To drop the odd name as I love to do, I just discovered Toby Young, who is now flavour of the year TV wise did actually study journalism unlike me. So as well as being a lord's son (which can't hurt) did actually qualify in his chosen field (and studying it in Cambridge along with our compatriot Will Self doesn't hurt either). Will studied English and became a writer with no help from anyone, so was really all on merit unaided by connections, where Toby clearly has both.

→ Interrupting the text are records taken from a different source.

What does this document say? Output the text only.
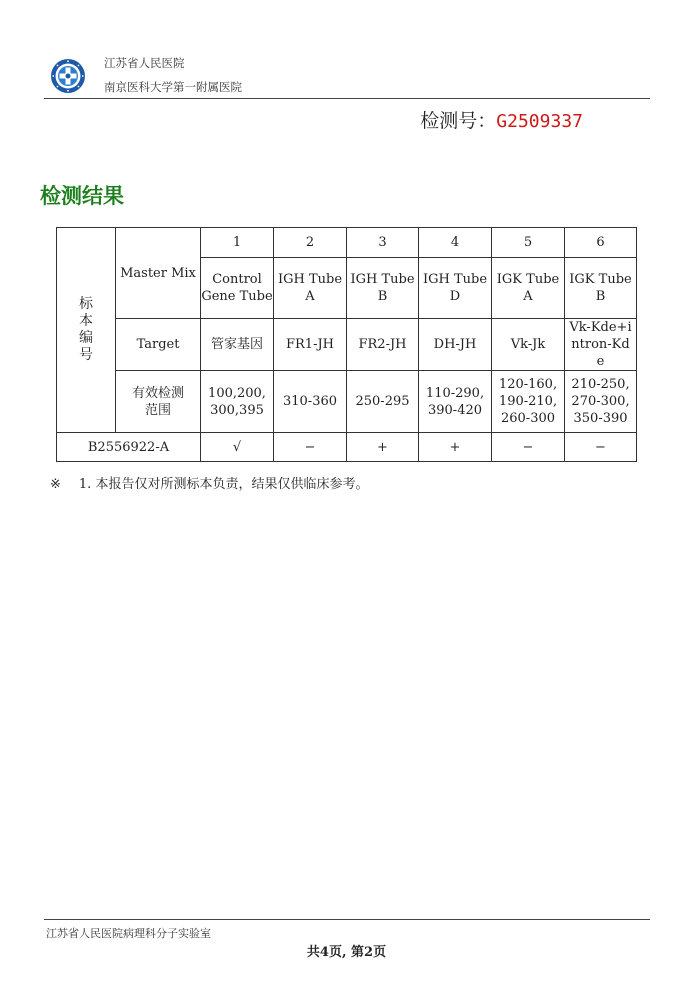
江苏省人民医院
南京医科大学第一附属医院
检测号：G2509337
检测结果
标本编号	Master Mix	1	2	3	4	5	6
		Control Gene Tube	IGH Tube A	IGH Tube B	IGH Tube D	IGK Tube A	IGK Tube B
	Target	管家基因	FR1-JH	FR2-JH	DH-JH	Vk-Jk	Vk-Kde+intron-Kde

	有效检测范围	100,200, 300,395	310-360	250-295	110-290, 390-420	120-160, 190-210, 260-300	210-250, 270-300, 350-390

B2556922-A		√	−	+	+	−	−
※ 1. 本报告仅对所测标本负责，结果仅供临床参考。
江苏省人民医院病理科分子实验室
共4页, 第2页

I however learnt writing from technical work, ie 2-3000 word pieces for therapy courses. I suppose that must have numbered about 30 or more in a 5 year period on and off, which showed me how to pick a subject I'd noticed in my own therapy work and explain its mechanics to others with suitable references. I think once you can produce a standard shape article using recognised rules of construction, and read a lot of experts as well, you have a formula that usually works one way or another almost regardless of subject. Toby's articles are very much in a style I like to read, Will's are pretty pretentious and I have tended to give up less than half way through, but the people who believe they ought to understand it keep him in business, though the one book I had of his remains unread as I can't really handle novels if I'm not stuck in a hotel. But though my background didn't lead to the media naturally, I reckon I still have a foundation to become accepted by the media establishment, though it doesn't affect what people write I assume they somehow trust people more with qualifications. I reckon my therapy ones will have enough weight for anything that needs a professional opinion, and otherwise just need to connect something I've written with someone who pays money that needs one, or even better someone knows them and asks me to write something. So back in the circle, as I often do if you read long enough, that's a big item to detach from. My career hangs on the success or otherwise of the few vehicles that are carrying my work, and though I know worrying about if they'll do it, it won't make any difference. Just like my exam results, once I'd taken them it wasn't in my control or influence. I just don't have a date to find out now. So I've just been thrown in the deep end and have to accept looking in a 360 degree circle and seeing nothing. Great...

1 comment:

David said...

I have no idea what the problem is, it isn't on all the time but most people who looked saw it as intended.
Best thing to do is email me and book a time to check when we're both here and use messenger to confirm it. I can't work out a way to edit the times on the site yet though, it won't let me do it so far. But it always works to show it when I look.